In the case of 14 February, Edward I ordered that Mandeville should be paid his fee. This was the standard bounty for bringing the heads of outlaws and felons before the local justices. O'Donald's offence is not recorded, sadly. It should be noted that outlaws had no legal rights or protection whatsoever. Anyone could kill them, in any way, without fear of censure. This explains the fate of Prince Llywelyn ap Gruffudd of Wales, lured to his death in a way that would have otherwise been seen as dishonourable. 

It also explains why Sir William Wallace got no formal trial at Westminster, after his capture in August 1305. Wallace had been outlawed by the Scottish parliament at St Andrews in February, and outlaws were not entitled to a trial. It might be argued that Edward I forced the Scots to condemn Wallace. However, when he threatened to do the same to James the Steward, an important nobleman, the Scottish lords closed ranks and persuaded Edward to change his mind. They did so because the Steward was one of 'them', a member of the elite club. Wallace was not.


Moved by piety

 

On 14 February 1283 Edward I was at Rhuddlan. The war in Wales was still raging, but the king and his advisers made time for other business. 

On this day they dealt with six cases. Edward took a personal interest in the case of Madog de Brompton, a Welshman accused of murdering one Roger Dodesune. The king was shown the verdict of a jury in Shropshire, which found that Madog had killed Roger in self-defence. Edward, 'moved by piety', agreed with the verdict and ordered Madog to be pardoned and restored to his lands, goods and chattels. 

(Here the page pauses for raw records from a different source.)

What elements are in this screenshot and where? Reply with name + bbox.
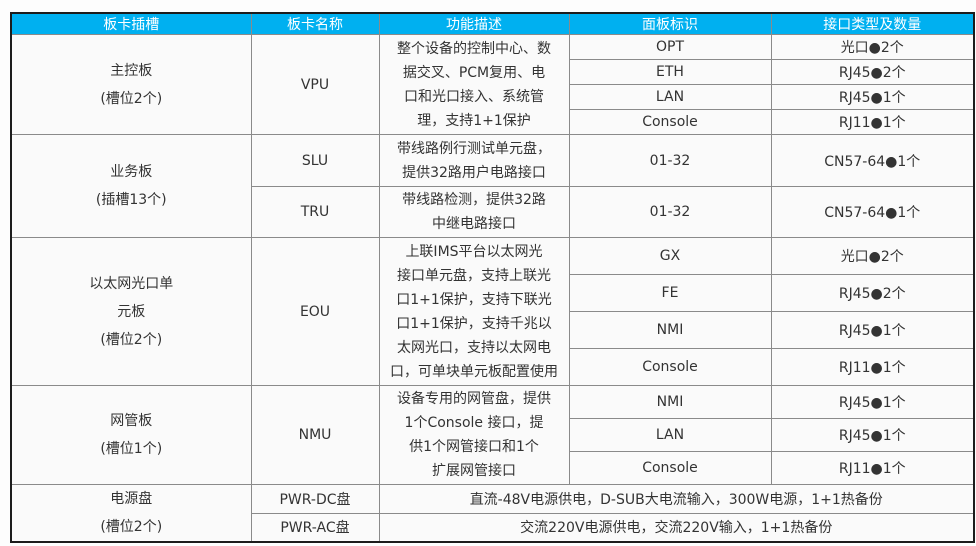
table-header-row: 板卡插槽 板卡名称 功能描述 面板标识 接口类型及数量 [10, 12, 975, 35]
board-description-cell-pwr-dc: 直流-48V电源供电，D-SUB大电流输入，300W电源，1+1热备份 [378, 484, 975, 514]
table-row: PWR-AC盘 交流220V电源供电，交流220V输入，1+1热备份 [11, 512, 975, 543]
board-description-cell-vpu: 整个设备的控制中心、数 据交叉、PCM复用、电 口和光口接入、系统管 理，支持1… [378, 34, 570, 135]
board-name-cell-vpu: VPU [250, 34, 380, 135]
slot-cell-power: 电源盘 (槽位2个) [10, 484, 252, 543]
header-cell-description: 功能描述 [378, 12, 570, 35]
slot-cell-main-control: 主控板 (槽位2个) [10, 34, 252, 135]
interface-cell: CN57-64●1个 [770, 186, 975, 238]
panel-label-cell: OPT [568, 34, 772, 60]
panel-label-cell: LAN [568, 84, 772, 110]
table-row: Console RJ11●1个 [11, 348, 975, 386]
board-name-cell-eou: EOU [250, 237, 380, 386]
board-description-cell-pwr-ac: 交流220V电源供电，交流220V输入，1+1热备份 [378, 512, 975, 543]
interface-cell: RJ45●1个 [770, 385, 975, 419]
board-name-cell-tru: TRU [250, 186, 380, 238]
table-row: FE RJ45●2个 [11, 274, 975, 312]
board-name-cell-nmu: NMU [250, 385, 380, 485]
panel-label-cell: 01-32 [568, 186, 772, 238]
panel-label-cell: Console [568, 451, 772, 485]
slot-cell-network-management: 网管板 (槽位1个) [10, 385, 252, 485]
slot-cell-ethernet-optical: 以太网光口单 元板 (槽位2个) [10, 237, 252, 386]
table-row: ETH RJ45●2个 [11, 59, 975, 85]
interface-cell: RJ45●2个 [770, 59, 975, 85]
interface-cell: CN57-64●1个 [770, 134, 975, 187]
interface-cell: 光口●2个 [770, 237, 975, 275]
slot-cell-service: 业务板 (插槽13个) [10, 134, 252, 238]
table-row: 主控板 (槽位2个) VPU 整个设备的控制中心、数 据交叉、PCM复用、电 口… [10, 34, 975, 135]
board-name-cell-pwr-ac: PWR-AC盘 [250, 512, 380, 543]
table-row: Console RJ11●1个 [11, 109, 975, 135]
header-cell-panel: 面板标识 [568, 12, 772, 35]
interface-cell: RJ45●2个 [770, 274, 975, 312]
table-row: 电源盘 (槽位2个) PWR-DC盘 直流-48V电源供电，D-SUB大电流输入… [10, 484, 975, 543]
panel-label-cell: Console [568, 348, 772, 386]
panel-label-cell: Console [568, 109, 772, 135]
board-description-cell-eou: 上联IMS平台以太网光 接口单元盘，支持上联光 口1+1保护，支持下联光 口1+… [378, 237, 570, 386]
table-row: Console RJ11●1个 [11, 451, 975, 485]
panel-label-cell: NMI [568, 311, 772, 349]
header-cell-slot: 板卡插槽 [10, 12, 252, 35]
interface-cell: RJ45●1个 [770, 84, 975, 110]
interface-cell: 光口●2个 [770, 34, 975, 60]
header-cell-interface: 接口类型及数量 [770, 12, 975, 35]
panel-label-cell: FE [568, 274, 772, 312]
board-description-cell-tru: 带线路检测，提供32路 中继电路接口 [378, 186, 570, 238]
interface-cell: RJ45●1个 [770, 418, 975, 452]
board-spec-table: 板卡插槽 板卡名称 功能描述 面板标识 接口类型及数量 主控板 (槽位2个) V… [10, 12, 975, 543]
panel-label-cell: 01-32 [568, 134, 772, 187]
table-row: 网管板 (槽位1个) NMU 设备专用的网管盘，提供 1个Console 接口，… [10, 385, 975, 485]
board-description-cell-nmu: 设备专用的网管盘，提供 1个Console 接口，提 供1个网管接口和1个 扩展… [378, 385, 570, 485]
panel-label-cell: ETH [568, 59, 772, 85]
interface-cell: RJ11●1个 [770, 109, 975, 135]
panel-label-cell: NMI [568, 385, 772, 419]
board-description-cell-slu: 带线路例行测试单元盘， 提供32路用户电路接口 [378, 134, 570, 187]
table-row: LAN RJ45●1个 [11, 84, 975, 110]
interface-cell: RJ45●1个 [770, 311, 975, 349]
table-row: 以太网光口单 元板 (槽位2个) EOU 上联IMS平台以太网光 接口单元盘，支… [10, 237, 975, 386]
interface-cell: RJ11●1个 [770, 348, 975, 386]
interface-cell: RJ11●1个 [770, 451, 975, 485]
board-name-cell-pwr-dc: PWR-DC盘 [250, 484, 380, 514]
panel-label-cell: GX [568, 237, 772, 275]
panel-label-cell: LAN [568, 418, 772, 452]
header-cell-name: 板卡名称 [250, 12, 380, 35]
table-row: 业务板 (插槽13个) SLU 带线路例行测试单元盘， 提供32路用户电路接口 … [10, 134, 975, 238]
board-name-cell-slu: SLU [250, 134, 380, 187]
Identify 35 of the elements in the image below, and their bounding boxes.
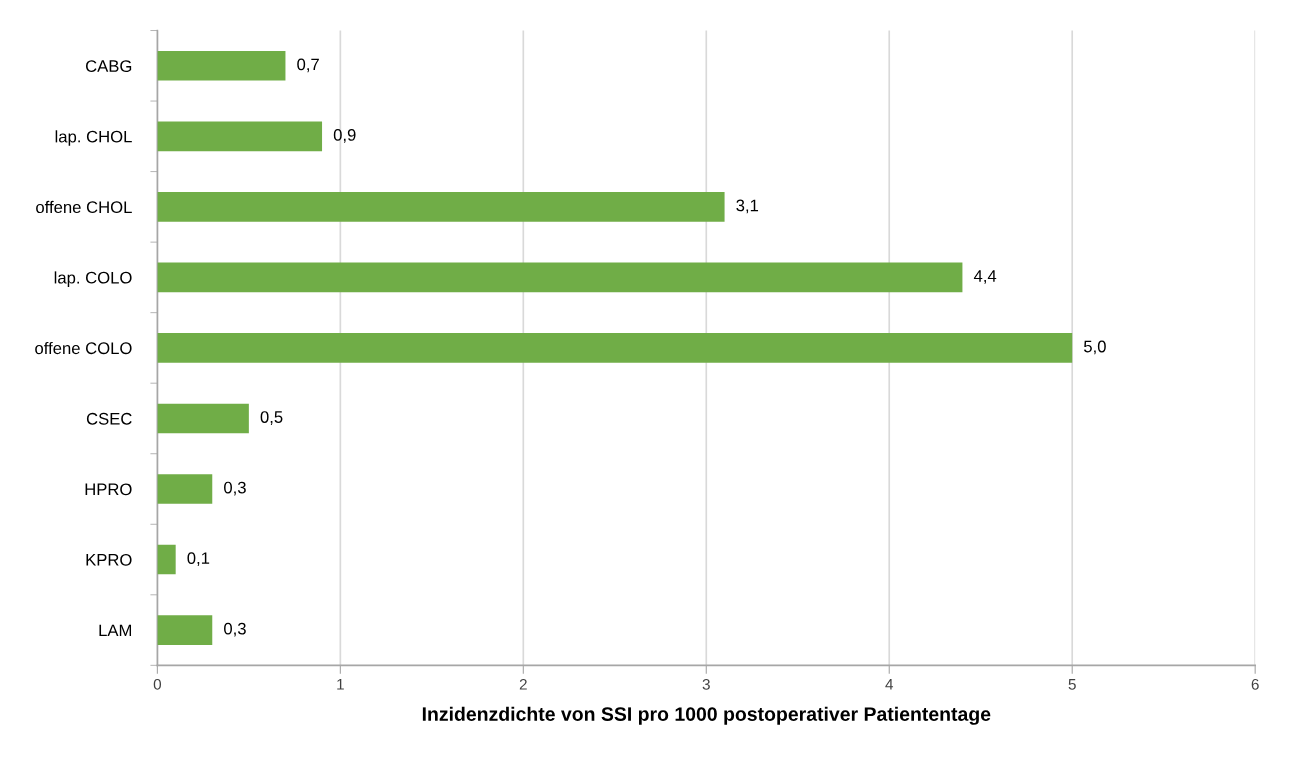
x-tick-label: 5 — [1068, 679, 1076, 690]
bar — [157, 544, 176, 575]
y-tick-label: offene COLO — [35, 341, 132, 355]
x-tick-label: 6 — [1251, 678, 1259, 690]
y-tick-label: HPRO — [85, 483, 132, 496]
data-label: 0,1 — [187, 552, 210, 566]
bar — [157, 262, 963, 293]
x-tick-label: 1 — [337, 679, 344, 690]
bar — [157, 403, 249, 434]
data-label: 4,4 — [973, 270, 997, 284]
data-label: 0,5 — [260, 411, 283, 425]
x-tick-label: 4 — [885, 679, 894, 690]
bar — [157, 50, 286, 81]
x-tick-label: 3 — [702, 678, 710, 690]
data-label: 0,9 — [333, 128, 356, 143]
y-tick-label: lap. COLO — [54, 271, 132, 287]
bar — [157, 615, 213, 645]
data-label: 3,1 — [736, 199, 759, 214]
bar — [157, 333, 1073, 363]
x-axis-title: Inzidenzdichte von SSI pro 1000 postoperativer Patiententage — [422, 706, 991, 725]
data-label: 0,3 — [224, 481, 246, 496]
x-tick-label: 2 — [519, 678, 527, 690]
y-tick-label: LAM — [99, 624, 132, 637]
bar — [157, 121, 323, 152]
y-tick-label: CABG — [85, 60, 132, 72]
x-tick-label: 0 — [153, 678, 162, 690]
data-label: 0,3 — [224, 622, 246, 637]
data-label: 0,7 — [297, 58, 319, 73]
y-tick-label: KPRO — [86, 553, 132, 566]
data-label: 5,0 — [1083, 340, 1106, 355]
y-tick-label: lap. CHOL — [55, 130, 132, 146]
y-tick-label: offene CHOL — [36, 200, 132, 214]
bar — [157, 192, 725, 222]
y-tick-label: CSEC — [86, 412, 132, 425]
bar — [157, 474, 213, 504]
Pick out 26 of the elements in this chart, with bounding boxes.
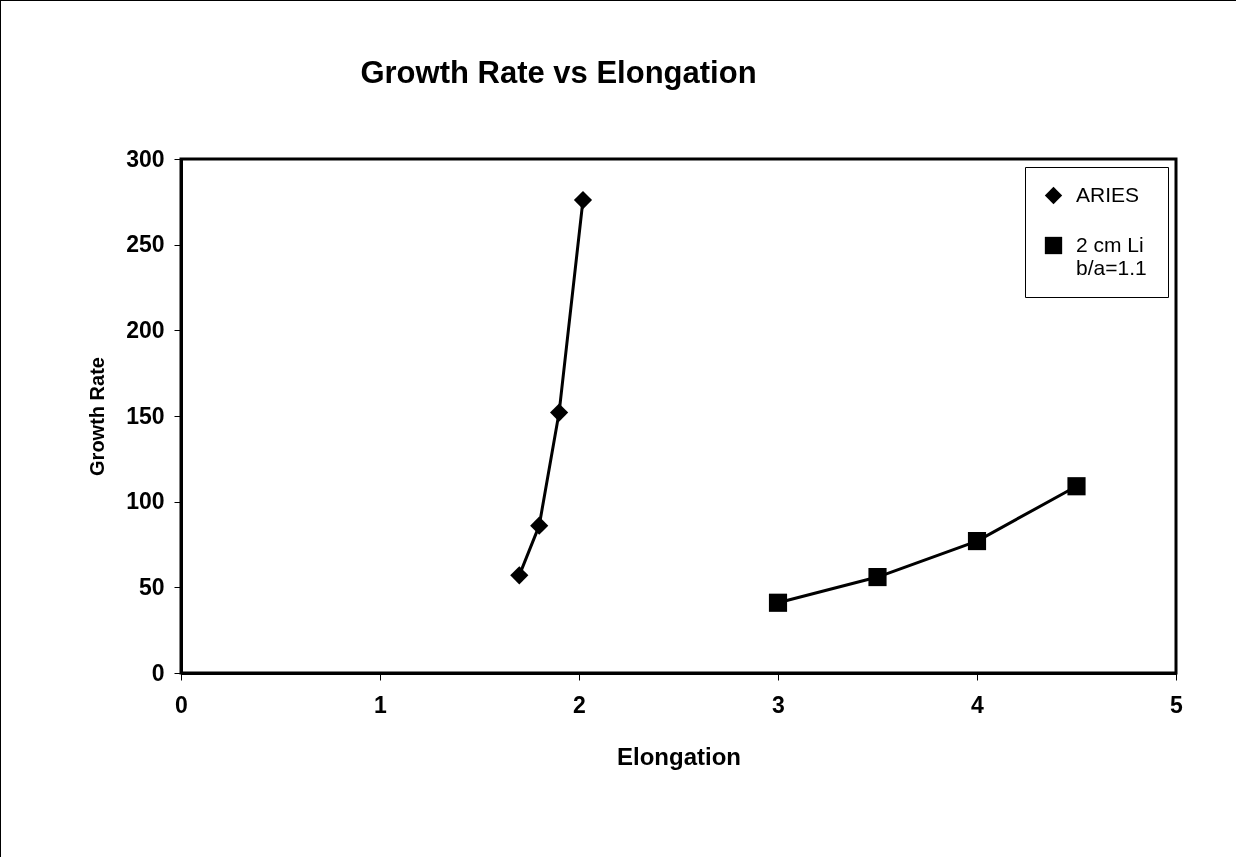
- x-tick-label: 2: [573, 691, 586, 718]
- y-tick-label: 200: [126, 316, 165, 343]
- y-tick-label: 300: [126, 145, 165, 172]
- point: [868, 567, 887, 587]
- x-tick-label: 0: [175, 691, 188, 718]
- y-tick-label: 150: [126, 402, 165, 429]
- x-tick-label: 4: [971, 691, 985, 718]
- point: [1067, 477, 1086, 496]
- y-tick-label: 100: [126, 488, 165, 515]
- legend-label: 2 cm Li b/a=1.1: [1076, 232, 1147, 279]
- x-tick-label: 5: [1170, 691, 1184, 718]
- y-tick-label: 50: [138, 573, 165, 600]
- x-tick-label: 1: [374, 691, 388, 718]
- y-axis-title: Growth Rate: [86, 357, 109, 476]
- x-tick-label: 3: [772, 691, 785, 718]
- x-axis-title: Elongation: [617, 742, 741, 770]
- y-tick-label: 0: [151, 659, 165, 686]
- legend-label: ARIES: [1076, 182, 1140, 206]
- point: [768, 593, 788, 612]
- point: [967, 531, 987, 551]
- chart-title: Growth Rate vs Elongation: [360, 55, 757, 90]
- point: [510, 566, 529, 585]
- point: [550, 403, 569, 422]
- y-tick-label: 250: [126, 231, 165, 258]
- point: [573, 191, 593, 210]
- point: [530, 516, 549, 535]
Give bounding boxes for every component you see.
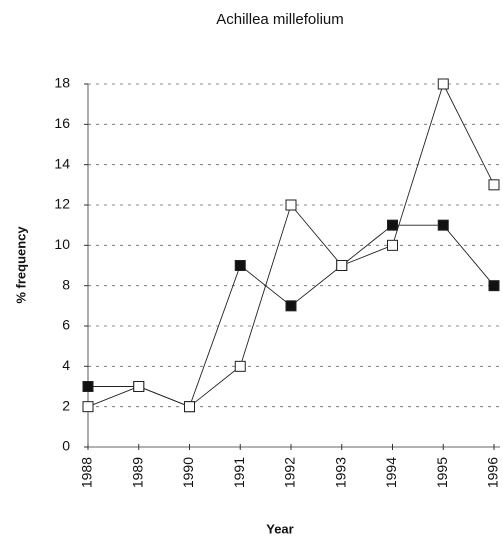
marker (437, 78, 449, 90)
x-tick-label: 1995 (434, 457, 450, 488)
x-tick-label: 1991 (231, 457, 247, 488)
x-tick-label: 1993 (332, 457, 348, 488)
marker (82, 401, 94, 413)
marker (387, 239, 398, 251)
y-tick-label: 18 (54, 75, 70, 91)
y-tick-label: 10 (54, 236, 70, 252)
marker (336, 260, 348, 271)
x-tick-label: 1990 (180, 457, 196, 488)
y-tick-label: 8 (62, 276, 70, 292)
marker (234, 260, 246, 271)
x-axis-title: Year (266, 521, 293, 536)
marker (133, 381, 145, 392)
y-tick-label: 4 (62, 357, 70, 373)
marker (488, 280, 500, 292)
x-tick-label: 1996 (485, 457, 501, 488)
chart-title: Achillea millefolium (216, 11, 344, 28)
y-tick-label: 16 (54, 115, 70, 131)
x-tick-label: 1994 (383, 457, 399, 488)
marker (285, 199, 297, 211)
marker (234, 360, 246, 372)
series-line (88, 224, 495, 408)
marker (387, 219, 398, 231)
marker (82, 381, 94, 392)
x-tick-label: 1992 (282, 457, 298, 488)
y-tick-label: 12 (54, 196, 70, 212)
marker (437, 219, 449, 231)
marker (285, 300, 297, 312)
marker (184, 401, 195, 413)
y-tick-label: 14 (54, 155, 70, 171)
y-tick-label: 6 (62, 317, 70, 333)
marker (488, 179, 500, 191)
x-tick-label: 1989 (129, 457, 145, 488)
x-tick-label: 1988 (79, 457, 95, 488)
y-tick-label: 2 (62, 397, 70, 413)
y-tick-label: 0 (62, 438, 70, 454)
y-axis-title: % frequency (13, 226, 28, 304)
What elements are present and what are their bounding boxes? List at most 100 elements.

It would be nice to know more about this Madog. Brompton (Brontyn in Welsh) is a hamlet in Shropshire, right on the border: it lies between Church Stoke and Newtown, both in Powys. Perhaps Madog was related to one of the local mixed-'race' families. The Antiquities of Shropshire record that Great Weston/Weston Madoc was held by Robert fitz Madoc in 1224, as a tenant of Thomas Corbet of Caus. After his death Henry III seized the manor, even though Robert had left an heir, Owain. By 1242 the manor was held by one Hywel de Brompton as a serjeant of the king, but after his death it was seized by John Lestrange. Thomas Corbet then managed to reclaim it at law. 

The Chirbury Hundred-Roll records that Hywel de Brompton's heir was later in the custody of Lord Edward (later Edward I) and held his land of the prince worth 100 shillings. This was Roger Fitz Hywel, who held the land of Weston. Unfortunately the editor of the Antiquities could find no further trace of Roger Fitz Hywel or the Brompton line.